Hank Joe Blalock was drafted by the Rangers in the 3rd round of the 1999 June Amateur MLB draft. The slugger from California was touted as a third baseman who had all the makings of a perennial All-Star.
Blalock was living up to the hype during his stint in the Rangers’ farm system. During the 2001 season with Port Charlotte, his splits were .380/.437/.557.
After his promotion to AAA Oklahoma City in 2002, the third baseman continued to prove himself. He hit at a .307/.363/.457 clip.
Blalock joined Alex Rodriguez on the left side of the infield for the 2003 season. It was his first full season in the big leagues and he didn’t disappoint. He slashed .300/.350/.522 with 29 home runs and 90 RBI.

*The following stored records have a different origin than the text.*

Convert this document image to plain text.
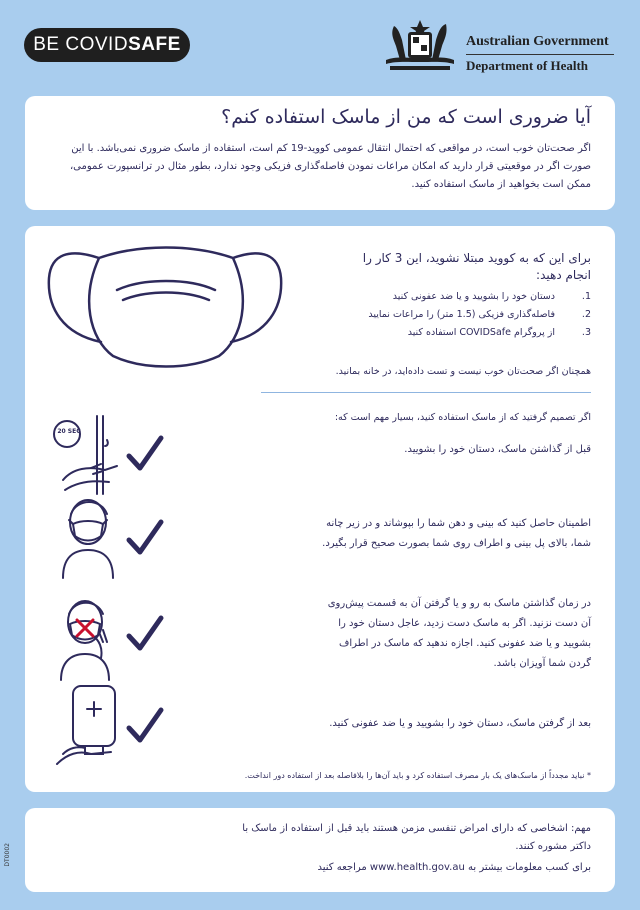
BE COVIDSAFE	Australian Government
Department of Health
آیا ضروری است که من از ماسک استفاده کنم؟
اگر صحت‌تان خوب است، در مواقعی که احتمال انتقال عمومی کووید-19 کم است، استفاده از ماسک ضروری نمی‌باشد. با این صورت اگر در موقعیتی قرار دارید که امکان مراعات نمودن فاصله‌گذاری فزیکی وجود ندارد، بطور مثال در ترانسپورت عمومی، ممکن است بخواهید از ماسک استفاده کنید.
برای این که به کووید مبتلا نشوید، این 3 کار را انجام دهید:
1.
دستان خود را بشویید و یا ضد عفونی کنید
2.
فاصله‌گذاری فزیکی (1.5 متر) را مراعات نمایید
3.
از پروگرام COVIDSafe استفاده کنید
همچنان اگر صحت‌تان خوب نیست و تست داده‌اید، در خانه بمانید.
اگر تصمیم گرفتید که از ماسک استفاده کنید، بسیار مهم است که:
20 SEC
قبل از گذاشتن ماسک، دستان خود را بشویید.
اطمینان حاصل کنید که بینی و دهن شما را بپوشاند و در زیر چانه شما، بالای پل بینی و اطراف روی شما بصورت صحیح قرار بگیرد.
در زمان گذاشتن ماسک به رو و یا گرفتن آن به قسمت پیش‌روی آن دست نزنید. اگر به ماسک دست زدید، عاجل دستان خود را بشویید و یا ضد عفونی کنید. اجازه ندهید که ماسک در اطراف گردن شما آویزان باشد.
بعد از گرفتن ماسک، دستان خود را بشویید و یا ضد عفونی کنید.
* نباید مجدداً از ماسک‌های یک بار مصرف استفاده کرد و باید آن‌ها را بلافاصله بعد از استفاده دور انداخت.
مهم: اشخاصی که دارای امراض تنفسی مزمن هستند باید قبل از استفاده از ماسک با داکتر مشوره کنند.
برای کسب معلومات بیشتر به www.health.gov.au مراجعه کنید
DT0002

Blalock was stellar in the field, too. The new big leaguer ranked first in defensive WAR (3.0) that season. His performance at the plate and in the field was good enough to earn him an All-Star nod.
Perhaps the most telling story on the curious case of Hank Blalock is this interesting note. Since 2000, there have only been seven players who have logged a season of at least .300 BA, 20 HR, and a WAR of 5.o within their first two full seasons.
That list includes Albert Pujols, Josh Hamilton, Mike Trout, Jose Abreu, Corey Seager, Jeff McNeil, and Hank Blalock.
Blalock went on to be an All-Star during his 2004 campaign as well. After that season, his career went into a steady decline. Seemingly derailed by injury and a natural decline in his ability to perform at the highest level.
So, why is it that after a career of mediocrity, Blalock holds a soft spot in the baseball heart of Texas fans?
Hank Blalock sticks in most Ranger fans minds from the early aughts. His first two seasons of greatness with the club instilled lots of promise that he would be an MVP and one of the AL’s best players for years to come. His best finish in the MVP race was 18th in 2004.
Additionally, he was a mainstay in the lineup when the Rangers were bad, but fun to watch. This was the era of A-Rod, Mark Teixeira, and Michael Young.
Perhaps first impressions mean everything and after those first two seasons, he earned himself enough credit with the fans for people to sit around and wonder, “Whatever happened to Hank Blalock? I loved that guy.”